Shail Patel of 4 New Square discuss the CA decision in Tonicstar v Allianz. The Court overturned the decision of Teare J at first instance and Morrison J in X Company v Y Company (17 July 2000) as to the meaning of a common form of JELC insurance arbitration agreement.
A dispute arose with respect to reinsurance coverage following the attacks on the World Trade Centre in 2001. The reinsurance was on Joint Excess of Loss Committee (“JELC”) terms, clause 15 of which provided:
“Unless the parties otherwise agree the arbitration tribunal shall consist of persons with not less than ten years’ experience of insurance or reinsurance”
In submitting the dispute to arbitration, the Appellant sought to appoint Alistair Schaff QC as their arbitrator. The Respondent challenged the appointment on the basis that the arbitration provision in the JELC terms did not allow appointment of an insurance QC (or other lawyers) with more than ten years’ experience of insurance or reinsurance disputes.
At first instance Teare J followed the earlier decision of Morrison J in X Company v Y Company with undisguised reluctance. In the earlier case, Morrison J had decided that the JELC arbitration clause envisaged a “trade arbitration” and therefore limited the pool for appointments to members of the insurance trade, as opposed to professional advisers such as lawyers.
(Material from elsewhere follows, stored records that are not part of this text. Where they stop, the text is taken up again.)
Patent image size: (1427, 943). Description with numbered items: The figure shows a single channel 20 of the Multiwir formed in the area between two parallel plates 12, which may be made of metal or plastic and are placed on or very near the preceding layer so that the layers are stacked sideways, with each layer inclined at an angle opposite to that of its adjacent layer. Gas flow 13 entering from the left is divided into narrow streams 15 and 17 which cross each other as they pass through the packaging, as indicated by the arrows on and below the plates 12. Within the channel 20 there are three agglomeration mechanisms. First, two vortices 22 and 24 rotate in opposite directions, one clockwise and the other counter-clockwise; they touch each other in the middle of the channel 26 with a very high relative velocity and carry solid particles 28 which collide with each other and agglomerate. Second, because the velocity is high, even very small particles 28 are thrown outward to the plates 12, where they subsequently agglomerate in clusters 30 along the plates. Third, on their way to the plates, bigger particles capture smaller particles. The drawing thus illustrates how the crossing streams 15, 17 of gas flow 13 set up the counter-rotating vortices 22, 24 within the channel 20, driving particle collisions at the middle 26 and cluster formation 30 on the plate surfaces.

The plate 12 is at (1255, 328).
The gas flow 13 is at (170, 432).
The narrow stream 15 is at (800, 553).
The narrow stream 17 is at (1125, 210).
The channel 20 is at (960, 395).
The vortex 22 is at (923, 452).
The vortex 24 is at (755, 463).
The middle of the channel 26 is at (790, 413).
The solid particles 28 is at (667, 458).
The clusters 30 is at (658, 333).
Teare J considered he was bound by that decision: see my blog post here for further analysis.
COURT OF APPEAL
The CA analysed the reasons deployed by Morrison J in support of the narrower conclusion and dismissed each one in turn:
- The fact that the clause was drafted by a “trade body” did not mean that only members of the trade could be appointed;
- The fact that the default power of appointment fell to the Chairman of the Lloyd’s Underwriters’ Association was similarly neutral; there was no reason the Chairman would not know or would not be able to appoint an insurance lawyer;
- The fact that clause 15.6 gives the tribunal the discretion not to apply the strict rules of evidence was not significant; more important was the English law clause which did require the arbitrator to apply (and therefore presumed knowledge of) English law.
Against that backdrop Morrison J had not referred to the clear and unambiguous wording of the arbitration clause, which was not confined to “trade arbitrators”. Thus the CA overruled X Company v Y Company, holding that a lawyer could qualify for appointment.
In the Court of Appeal, the Respondent ran a new argument; that there was a difference between experience of insurance, and experience of insurance law, in the same way as there was a difference between experience of sports and of sports law. In the leading judgment of the Court, Leggatt LJ rejected that argument: insurance “itself” was inextricably bound up with the law giving rise to the rights and liabilities under an insurance contract. The analogy was ingenious, but inapt.
Leggatt LJ went on to address the question of whether Teare J should have considered himself bound by Morison J’s decision on the grounds that the clause had a “settled meaning”, the decision in X Company having stood, unchallenged, for 17 years. He noted that Courts may adhere to an interpretation of a standard form agreement adopted in a previous decision even if, deciding the question for the first time, they would have taken a different view. That was generally for two reasons. First the earlier decision may form part of the relevant background against which parties have contracted. Second, there was value in certainty in commercial law, and if practitioners did not want the prevailing meaning they could always alter the words.
On the facts however X Company v Y Company was handed down only seven months prior to the arbitration agreement being entered, and was unreported. There was no evidential basis to conclude it formed part of the relevant factual background for the instant parties. Even if the contract had been made recently, however, context must not be used to impose on a text a meaning which it could not reasonably bear.
Nor, in Leggatt LJ’s view, did the desirability of promoting certainty provide a good reason to uphold Morrison J’s decision: to the contrary, consistency is enhanced where contractual language is given its ordinary meaning. As the arbitration clause was clear, a commercial party should not have to scour textbooks but should be able to rely on its natural meaning.
Finally the Court considered it difficult to envisage that there would be any detriment to parties who had previously resolved disputes on the JELC terms. This was not therefore a case where overruling a longstanding decision would cause injustice to such persons.
This is an unsurprising decision on the facts; arguably more so given the primacy that is now (again) given to the contractual words in carefully drafted agreements, per Arnold v Britton  UKSC 36. The earlier, narrower approach adopted by Morison J was needlessly restrictive and was prone to create complexity and risk in the appointment of the panel.
The decision is likely to be of interest as to the approach to precedent where the language of well known insurance clauses is in issue, setting out clear boundaries of where commercial certainty must give way to an obviously correct interpretation of the words used.